4th DCA 2010) (holding that the court properly ordered disclosure of trade secrets but should have
allowed the parties time to negotiate a confidentiality agreement); Kavanaugh v. Stump, 592 So. 2d
1231 (Fla. 5th DCA 1992) (reversing an order compelling discovery and requiring the trial judge to
consider the customer lists in camera to determine whether they constituted protected trade secrets).

Financial Information. A motion for protective order may be used to prevent disclosure of irrelevant
financial information. See  Miller v. Schou, 616 So. 2d 436 (Fla. 1993) (upholding the trial judge's
discretion to require disclosure of financial information);  Pyszka, Kessler, Massey, Weldon, Catri,
Holton & Douberley, P.A. v. Mullin, 602 So. 2d 955 (Fla. 3d DCA 1991) (determining that the trial
judge erred in denying a motion for protective order from the husband's law firm in a marital
dissolution proceeding where the requested discovery included documents that did not pertain to the
husband and were not likely to disclose his interest in the firm); Harley Hotels, Inc. v. Doe, 614 So. 2d
1133 (Fla. 5th DCA 1993) (noting that it is proper to file a motion for protective order to limit
disclosure of financial information).

Undue Burden. A party may seek a protective order to prevent compliance with a discovery request that
is burdensome. See Ferrandino v. Riley, 236 So. 3d 493 (Fla. 1st DCA 2018). In Fortune Ins. Co. v.
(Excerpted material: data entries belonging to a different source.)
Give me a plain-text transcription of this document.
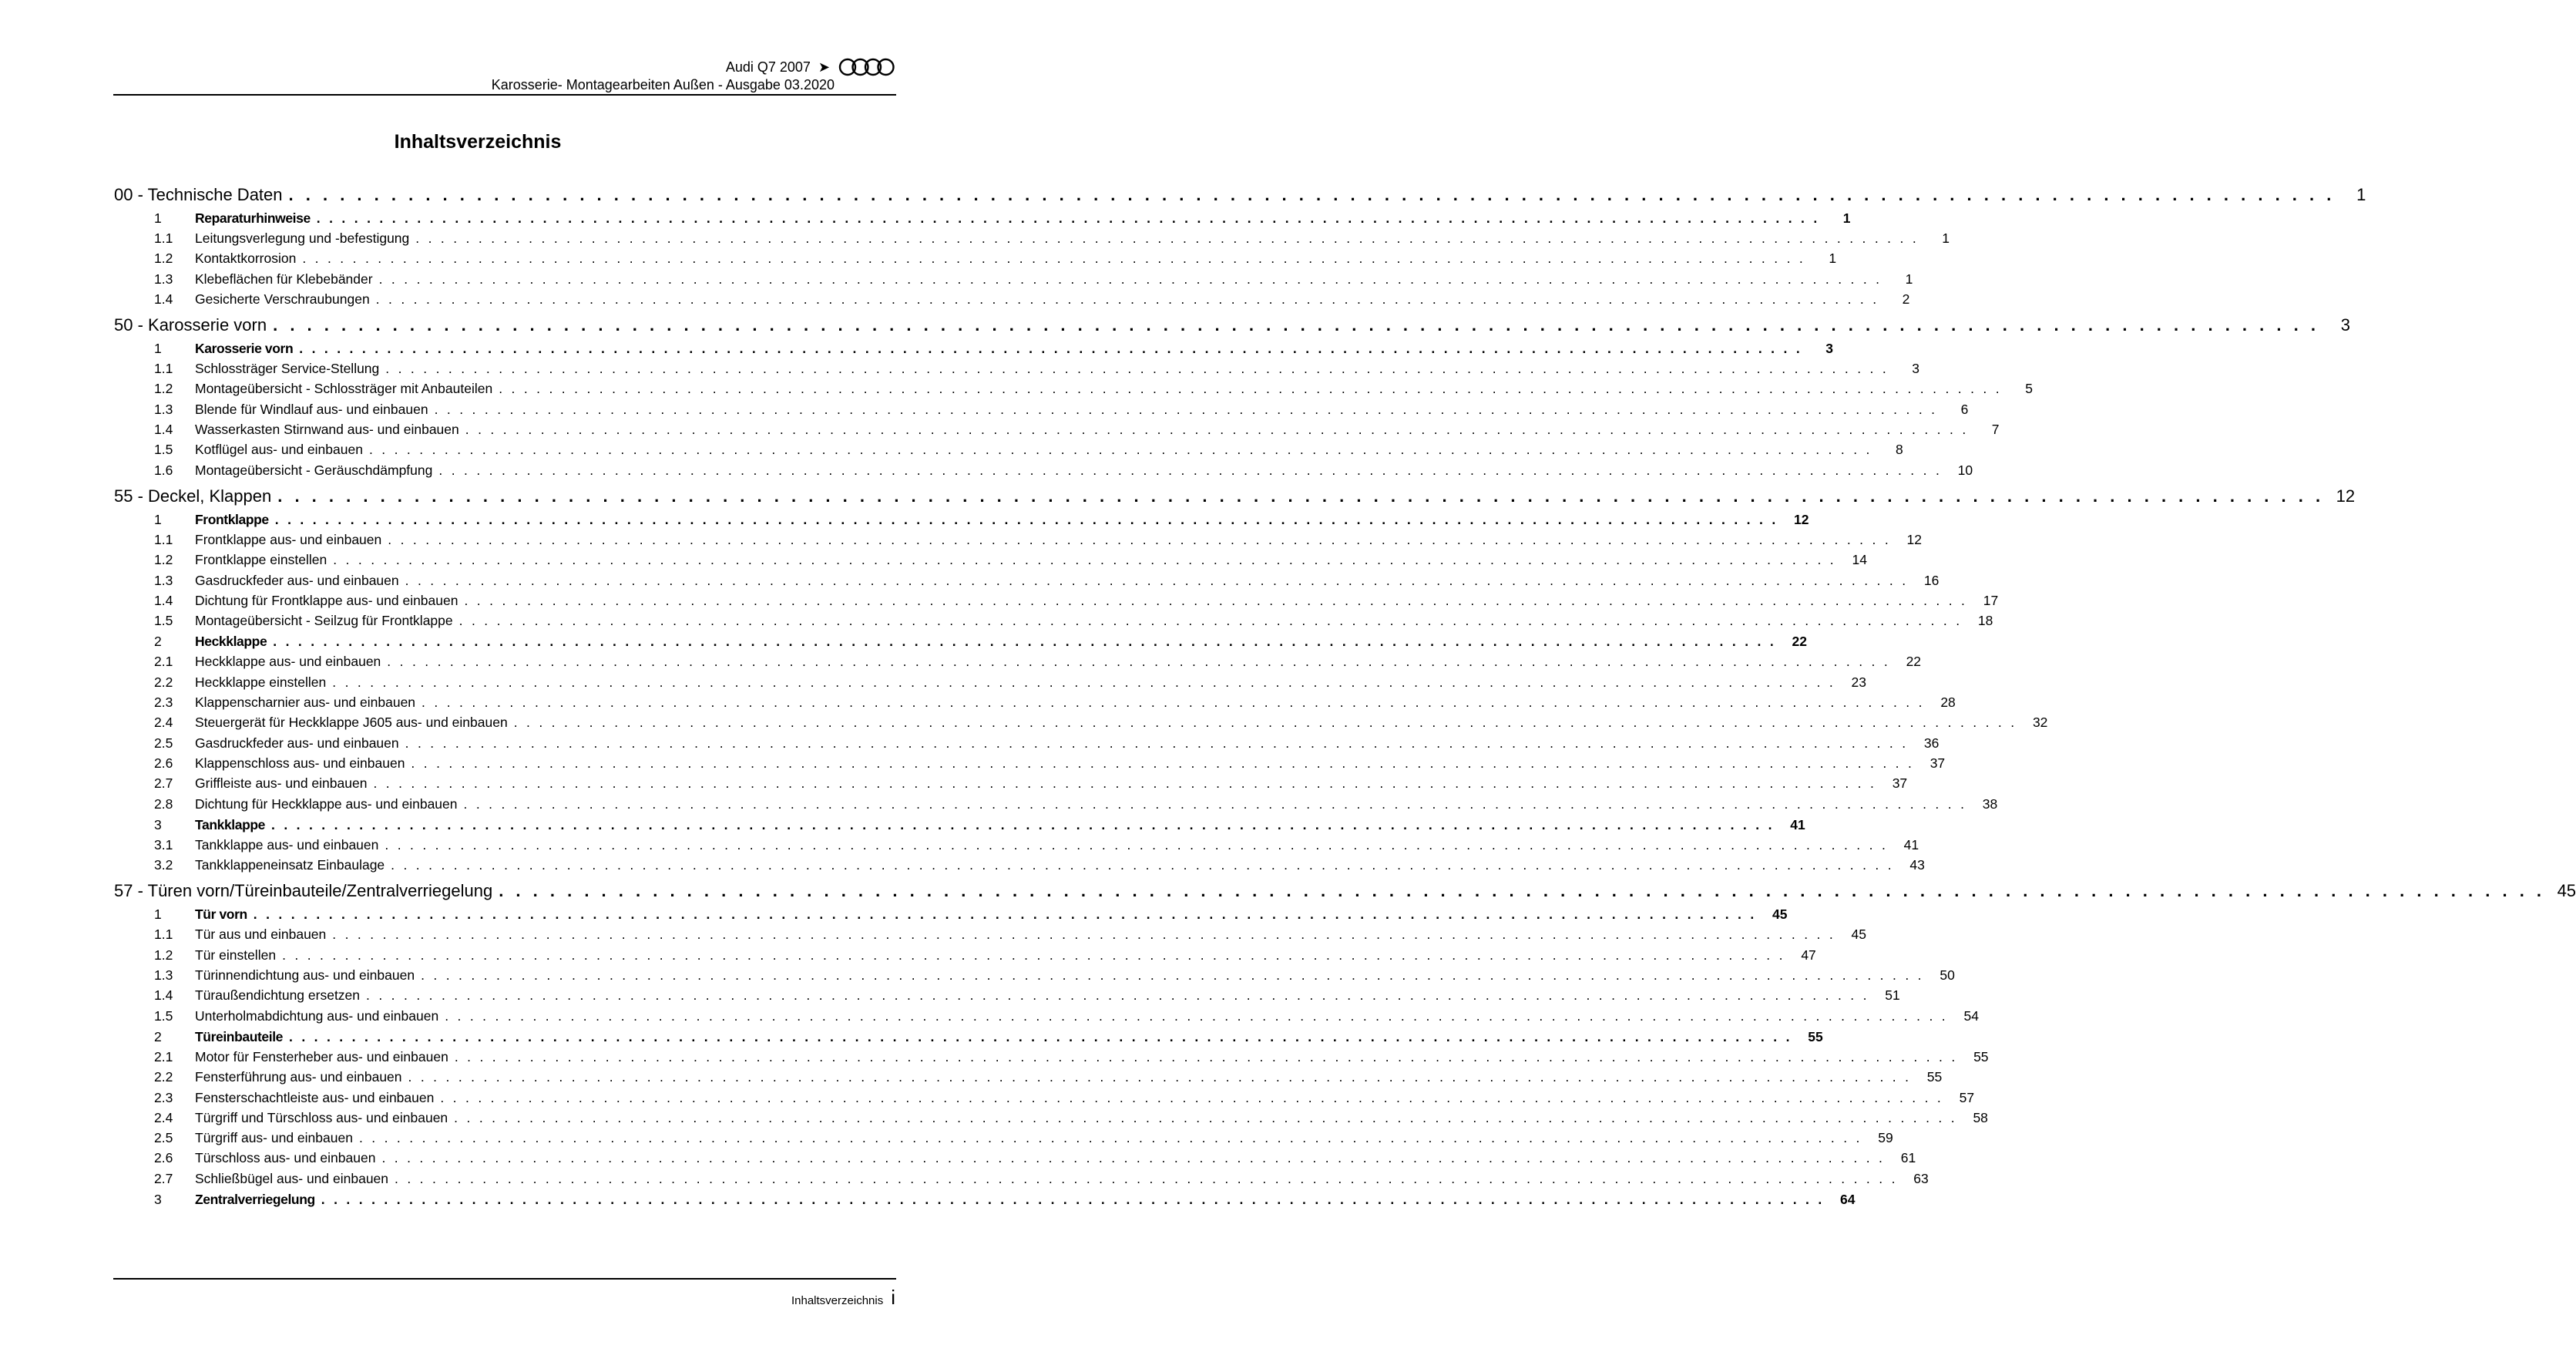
Audi Q7 2007 ➤
Karosserie- Montagearbeiten Außen - Ausgabe 03.2020
Inhaltsverzeichnis
00 - Technische Daten . . . . . . . . . . . . . . . . . . . . . . . . . . . . . . . . . . . . . . . . . . . . . . . . . . . . . . . . . . . . . . . . . . . . . . . . . . . . . . . . . . . . . . . . . . . . . . . . . . . . . . . . . . . . . . . . . . . . . . . .	1
1	Reparaturhinweise . . . . . . . . . . . . . . . . . . . . . . . . . . . . . . . . . . . . . . . . . . . . . . . . . . . . . . . . . . . . . . . . . . . . . . . . . . . . . . . . . . . . . . . . . . . . . . . . . . . . . . . . . . . . . . . . . . . . . . . .	1
1.1	Leitungsverlegung und -befestigung . . . . . . . . . . . . . . . . . . . . . . . . . . . . . . . . . . . . . . . . . . . . . . . . . . . . . . . . . . . . . . . . . . . . . . . . . . . . . . . . . . . . . . . . . . . . . . . . . . . . . . . . . . . . . . . . . . . . . . . .	1
1.2	Kontaktkorrosion . . . . . . . . . . . . . . . . . . . . . . . . . . . . . . . . . . . . . . . . . . . . . . . . . . . . . . . . . . . . . . . . . . . . . . . . . . . . . . . . . . . . . . . . . . . . . . . . . . . . . . . . . . . . . . . . . . . . . . . .	1
1.3	Klebeflächen für Klebebänder . . . . . . . . . . . . . . . . . . . . . . . . . . . . . . . . . . . . . . . . . . . . . . . . . . . . . . . . . . . . . . . . . . . . . . . . . . . . . . . . . . . . . . . . . . . . . . . . . . . . . . . . . . . . . . . . . . . . . . . .	1
1.4	Gesicherte Verschraubungen . . . . . . . . . . . . . . . . . . . . . . . . . . . . . . . . . . . . . . . . . . . . . . . . . . . . . . . . . . . . . . . . . . . . . . . . . . . . . . . . . . . . . . . . . . . . . . . . . . . . . . . . . . . . . . . . . . . . . . . .	2
50 - Karosserie vorn . . . . . . . . . . . . . . . . . . . . . . . . . . . . . . . . . . . . . . . . . . . . . . . . . . . . . . . . . . . . . . . . . . . . . . . . . . . . . . . . . . . . . . . . . . . . . . . . . . . . . . . . . . . . . . . . . . . . . . . .	3
1	Karosserie vorn . . . . . . . . . . . . . . . . . . . . . . . . . . . . . . . . . . . . . . . . . . . . . . . . . . . . . . . . . . . . . . . . . . . . . . . . . . . . . . . . . . . . . . . . . . . . . . . . . . . . . . . . . . . . . . . . . . . . . . . .	3
1.1	Schlossträger Service-Stellung . . . . . . . . . . . . . . . . . . . . . . . . . . . . . . . . . . . . . . . . . . . . . . . . . . . . . . . . . . . . . . . . . . . . . . . . . . . . . . . . . . . . . . . . . . . . . . . . . . . . . . . . . . . . . . . . . . . . . . . .	3
1.2	Montageübersicht - Schlossträger mit Anbauteilen . . . . . . . . . . . . . . . . . . . . . . . . . . . . . . . . . . . . . . . . . . . . . . . . . . . . . . . . . . . . . . . . . . . . . . . . . . . . . . . . . . . . . . . . . . . . . . . . . . . . . . . . . . . . . . . . . . . . . . . .	5
1.3	Blende für Windlauf aus- und einbauen . . . . . . . . . . . . . . . . . . . . . . . . . . . . . . . . . . . . . . . . . . . . . . . . . . . . . . . . . . . . . . . . . . . . . . . . . . . . . . . . . . . . . . . . . . . . . . . . . . . . . . . . . . . . . . . . . . . . . . . .	6
1.4	Wasserkasten Stirnwand aus- und einbauen . . . . . . . . . . . . . . . . . . . . . . . . . . . . . . . . . . . . . . . . . . . . . . . . . . . . . . . . . . . . . . . . . . . . . . . . . . . . . . . . . . . . . . . . . . . . . . . . . . . . . . . . . . . . . . . . . . . . . . . .	7
1.5	Kotflügel aus- und einbauen . . . . . . . . . . . . . . . . . . . . . . . . . . . . . . . . . . . . . . . . . . . . . . . . . . . . . . . . . . . . . . . . . . . . . . . . . . . . . . . . . . . . . . . . . . . . . . . . . . . . . . . . . . . . . . . . . . . . . . . .	8
1.6	Montageübersicht - Geräuschdämpfung . . . . . . . . . . . . . . . . . . . . . . . . . . . . . . . . . . . . . . . . . . . . . . . . . . . . . . . . . . . . . . . . . . . . . . . . . . . . . . . . . . . . . . . . . . . . . . . . . . . . . . . . . . . . . . . . . . . . . . . .	10
55 - Deckel, Klappen . . . . . . . . . . . . . . . . . . . . . . . . . . . . . . . . . . . . . . . . . . . . . . . . . . . . . . . . . . . . . . . . . . . . . . . . . . . . . . . . . . . . . . . . . . . . . . . . . . . . . . . . . . . . . . . . . . . . . . . . 12
1	Frontklappe . . . . . . . . . . . . . . . . . . . . . . . . . . . . . . . . . . . . . . . . . . . . . . . . . . . . . . . . . . . . . . . . . . . . . . . . . . . . . . . . . . . . . . . . . . . . . . . . . . . . . . . . . . . . . . . . . . . . . . . .	12
1.1	Frontklappe aus- und einbauen . . . . . . . . . . . . . . . . . . . . . . . . . . . . . . . . . . . . . . . . . . . . . . . . . . . . . . . . . . . . . . . . . . . . . . . . . . . . . . . . . . . . . . . . . . . . . . . . . . . . . . . . . . . . . . . . . . . . . . . .	12
1.2	Frontklappe einstellen . . . . . . . . . . . . . . . . . . . . . . . . . . . . . . . . . . . . . . . . . . . . . . . . . . . . . . . . . . . . . . . . . . . . . . . . . . . . . . . . . . . . . . . . . . . . . . . . . . . . . . . . . . . . . . . . . . . . . . . .	14
1.3	Gasdruckfeder aus- und einbauen . . . . . . . . . . . . . . . . . . . . . . . . . . . . . . . . . . . . . . . . . . . . . . . . . . . . . . . . . . . . . . . . . . . . . . . . . . . . . . . . . . . . . . . . . . . . . . . . . . . . . . . . . . . . . . . . . . . . . . . .	16
1.4	Dichtung für Frontklappe aus- und einbauen . . . . . . . . . . . . . . . . . . . . . . . . . . . . . . . . . . . . . . . . . . . . . . . . . . . . . . . . . . . . . . . . . . . . . . . . . . . . . . . . . . . . . . . . . . . . . . . . . . . . . . . . . . . . . . . . . . . . . . . .	17
1.5	Montageübersicht - Seilzug für Frontklappe . . . . . . . . . . . . . . . . . . . . . . . . . . . . . . . . . . . . . . . . . . . . . . . . . . . . . . . . . . . . . . . . . . . . . . . . . . . . . . . . . . . . . . . . . . . . . . . . . . . . . . . . . . . . . . . . . . . . . . . .	18
2	Heckklappe . . . . . . . . . . . . . . . . . . . . . . . . . . . . . . . . . . . . . . . . . . . . . . . . . . . . . . . . . . . . . . . . . . . . . . . . . . . . . . . . . . . . . . . . . . . . . . . . . . . . . . . . . . . . . . . . . . . . . . . .	22
2.1	Heckklappe aus- und einbauen . . . . . . . . . . . . . . . . . . . . . . . . . . . . . . . . . . . . . . . . . . . . . . . . . . . . . . . . . . . . . . . . . . . . . . . . . . . . . . . . . . . . . . . . . . . . . . . . . . . . . . . . . . . . . . . . . . . . . . . .	22
2.2	Heckklappe einstellen . . . . . . . . . . . . . . . . . . . . . . . . . . . . . . . . . . . . . . . . . . . . . . . . . . . . . . . . . . . . . . . . . . . . . . . . . . . . . . . . . . . . . . . . . . . . . . . . . . . . . . . . . . . . . . . . . . . . . . . .	23
2.3	Klappenscharnier aus- und einbauen . . . . . . . . . . . . . . . . . . . . . . . . . . . . . . . . . . . . . . . . . . . . . . . . . . . . . . . . . . . . . . . . . . . . . . . . . . . . . . . . . . . . . . . . . . . . . . . . . . . . . . . . . . . . . . . . . . . . . . . .	28
2.4	Steuergerät für Heckklappe J605 aus- und einbauen . . . . . . . . . . . . . . . . . . . . . . . . . . . . . . . . . . . . . . . . . . . . . . . . . . . . . . . . . . . . . . . . . . . . . . . . . . . . . . . . . . . . . . . . . . . . . . . . . . . . . . . . . . . . . . . . . . . . . . . .	32
2.5	Gasdruckfeder aus- und einbauen . . . . . . . . . . . . . . . . . . . . . . . . . . . . . . . . . . . . . . . . . . . . . . . . . . . . . . . . . . . . . . . . . . . . . . . . . . . . . . . . . . . . . . . . . . . . . . . . . . . . . . . . . . . . . . . . . . . . . . . .	36
2.6	Klappenschloss aus- und einbauen . . . . . . . . . . . . . . . . . . . . . . . . . . . . . . . . . . . . . . . . . . . . . . . . . . . . . . . . . . . . . . . . . . . . . . . . . . . . . . . . . . . . . . . . . . . . . . . . . . . . . . . . . . . . . . . . . . . . . . . .	37
2.7	Griffleiste aus- und einbauen . . . . . . . . . . . . . . . . . . . . . . . . . . . . . . . . . . . . . . . . . . . . . . . . . . . . . . . . . . . . . . . . . . . . . . . . . . . . . . . . . . . . . . . . . . . . . . . . . . . . . . . . . . . . . . . . . . . . . . . .	37
2.8	Dichtung für Heckklappe aus- und einbauen . . . . . . . . . . . . . . . . . . . . . . . . . . . . . . . . . . . . . . . . . . . . . . . . . . . . . . . . . . . . . . . . . . . . . . . . . . . . . . . . . . . . . . . . . . . . . . . . . . . . . . . . . . . . . . . . . . . . . . . .	38
3	Tankklappe . . . . . . . . . . . . . . . . . . . . . . . . . . . . . . . . . . . . . . . . . . . . . . . . . . . . . . . . . . . . . . . . . . . . . . . . . . . . . . . . . . . . . . . . . . . . . . . . . . . . . . . . . . . . . . . . . . . . . . . .	41
3.1	Tankklappe aus- und einbauen . . . . . . . . . . . . . . . . . . . . . . . . . . . . . . . . . . . . . . . . . . . . . . . . . . . . . . . . . . . . . . . . . . . . . . . . . . . . . . . . . . . . . . . . . . . . . . . . . . . . . . . . . . . . . . . . . . . . . . . .	41
3.2	Tankklappeneinsatz Einbaulage . . . . . . . . . . . . . . . . . . . . . . . . . . . . . . . . . . . . . . . . . . . . . . . . . . . . . . . . . . . . . . . . . . . . . . . . . . . . . . . . . . . . . . . . . . . . . . . . . . . . . . . . . . . . . . . . . . . . . . . .	43
57 - Türen vorn/Türeinbauteile/Zentralverriegelung . . . . . . . . . . . . . . . . . . . . . . . . . . . . . . . . . . . . . . . . . . . . . . . . . . . . . . . . . . . . . . . . . . . . . . . . . . . . . . . . . . . . . . . . . . . . . . . . . . . . . . . . . . . . . . . . . . . . . . . . 45
1	Tür vorn . . . . . . . . . . . . . . . . . . . . . . . . . . . . . . . . . . . . . . . . . . . . . . . . . . . . . . . . . . . . . . . . . . . . . . . . . . . . . . . . . . . . . . . . . . . . . . . . . . . . . . . . . . . . . . . . . . . . . . . .	45
1.1	Tür aus und einbauen . . . . . . . . . . . . . . . . . . . . . . . . . . . . . . . . . . . . . . . . . . . . . . . . . . . . . . . . . . . . . . . . . . . . . . . . . . . . . . . . . . . . . . . . . . . . . . . . . . . . . . . . . . . . . . . . . . . . . . . .	45
1.2	Tür einstellen . . . . . . . . . . . . . . . . . . . . . . . . . . . . . . . . . . . . . . . . . . . . . . . . . . . . . . . . . . . . . . . . . . . . . . . . . . . . . . . . . . . . . . . . . . . . . . . . . . . . . . . . . . . . . . . . . . . . . . . .	47
1.3	Türinnendichtung aus- und einbauen . . . . . . . . . . . . . . . . . . . . . . . . . . . . . . . . . . . . . . . . . . . . . . . . . . . . . . . . . . . . . . . . . . . . . . . . . . . . . . . . . . . . . . . . . . . . . . . . . . . . . . . . . . . . . . . . . . . . . . . .	50
1.4	Türaußendichtung ersetzen . . . . . . . . . . . . . . . . . . . . . . . . . . . . . . . . . . . . . . . . . . . . . . . . . . . . . . . . . . . . . . . . . . . . . . . . . . . . . . . . . . . . . . . . . . . . . . . . . . . . . . . . . . . . . . . . . . . . . . . .	51
1.5	Unterholmabdichtung aus- und einbauen . . . . . . . . . . . . . . . . . . . . . . . . . . . . . . . . . . . . . . . . . . . . . . . . . . . . . . . . . . . . . . . . . . . . . . . . . . . . . . . . . . . . . . . . . . . . . . . . . . . . . . . . . . . . . . . . . . . . . . . .	54
2	Türeinbauteile . . . . . . . . . . . . . . . . . . . . . . . . . . . . . . . . . . . . . . . . . . . . . . . . . . . . . . . . . . . . . . . . . . . . . . . . . . . . . . . . . . . . . . . . . . . . . . . . . . . . . . . . . . . . . . . . . . . . . . . .	55
2.1	Motor für Fensterheber aus- und einbauen . . . . . . . . . . . . . . . . . . . . . . . . . . . . . . . . . . . . . . . . . . . . . . . . . . . . . . . . . . . . . . . . . . . . . . . . . . . . . . . . . . . . . . . . . . . . . . . . . . . . . . . . . . . . . . . . . . . . . . . .	55
2.2	Fensterführung aus- und einbauen . . . . . . . . . . . . . . . . . . . . . . . . . . . . . . . . . . . . . . . . . . . . . . . . . . . . . . . . . . . . . . . . . . . . . . . . . . . . . . . . . . . . . . . . . . . . . . . . . . . . . . . . . . . . . . . . . . . . . . . .	55
2.3	Fensterschachtleiste aus- und einbauen . . . . . . . . . . . . . . . . . . . . . . . . . . . . . . . . . . . . . . . . . . . . . . . . . . . . . . . . . . . . . . . . . . . . . . . . . . . . . . . . . . . . . . . . . . . . . . . . . . . . . . . . . . . . . . . . . . . . . . . .	57
2.4	Türgriff und Türschloss aus- und einbauen . . . . . . . . . . . . . . . . . . . . . . . . . . . . . . . . . . . . . . . . . . . . . . . . . . . . . . . . . . . . . . . . . . . . . . . . . . . . . . . . . . . . . . . . . . . . . . . . . . . . . . . . . . . . . . . . . . . . . . . .	58
2.5	Türgriff aus- und einbauen . . . . . . . . . . . . . . . . . . . . . . . . . . . . . . . . . . . . . . . . . . . . . . . . . . . . . . . . . . . . . . . . . . . . . . . . . . . . . . . . . . . . . . . . . . . . . . . . . . . . . . . . . . . . . . . . . . . . . . . .	59
2.6	Türschloss aus- und einbauen . . . . . . . . . . . . . . . . . . . . . . . . . . . . . . . . . . . . . . . . . . . . . . . . . . . . . . . . . . . . . . . . . . . . . . . . . . . . . . . . . . . . . . . . . . . . . . . . . . . . . . . . . . . . . . . . . . . . . . . .	61
2.7	Schließbügel aus- und einbauen . . . . . . . . . . . . . . . . . . . . . . . . . . . . . . . . . . . . . . . . . . . . . . . . . . . . . . . . . . . . . . . . . . . . . . . . . . . . . . . . . . . . . . . . . . . . . . . . . . . . . . . . . . . . . . . . . . . . . . . .	63
3	Zentralverriegelung . . . . . . . . . . . . . . . . . . . . . . . . . . . . . . . . . . . . . . . . . . . . . . . . . . . . . . . . . . . . . . . . . . . . . . . . . . . . . . . . . . . . . . . . . . . . . . . . . . . . . . . . . . . . . . . . . . . . . . . .	64
Inhaltsverzeichnis i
Santelli, 621 So. 2d 546 (Fla. 3d DCA 1993), the court held that the defendant was not required to
produce its corporate representative in Dade County for deposition since the corporate headquarters
were in Duval County. The court cited the part of Rule 1.280(c) that authorizes the court to grant a
protective order if the discovery would be an undue burden or expense.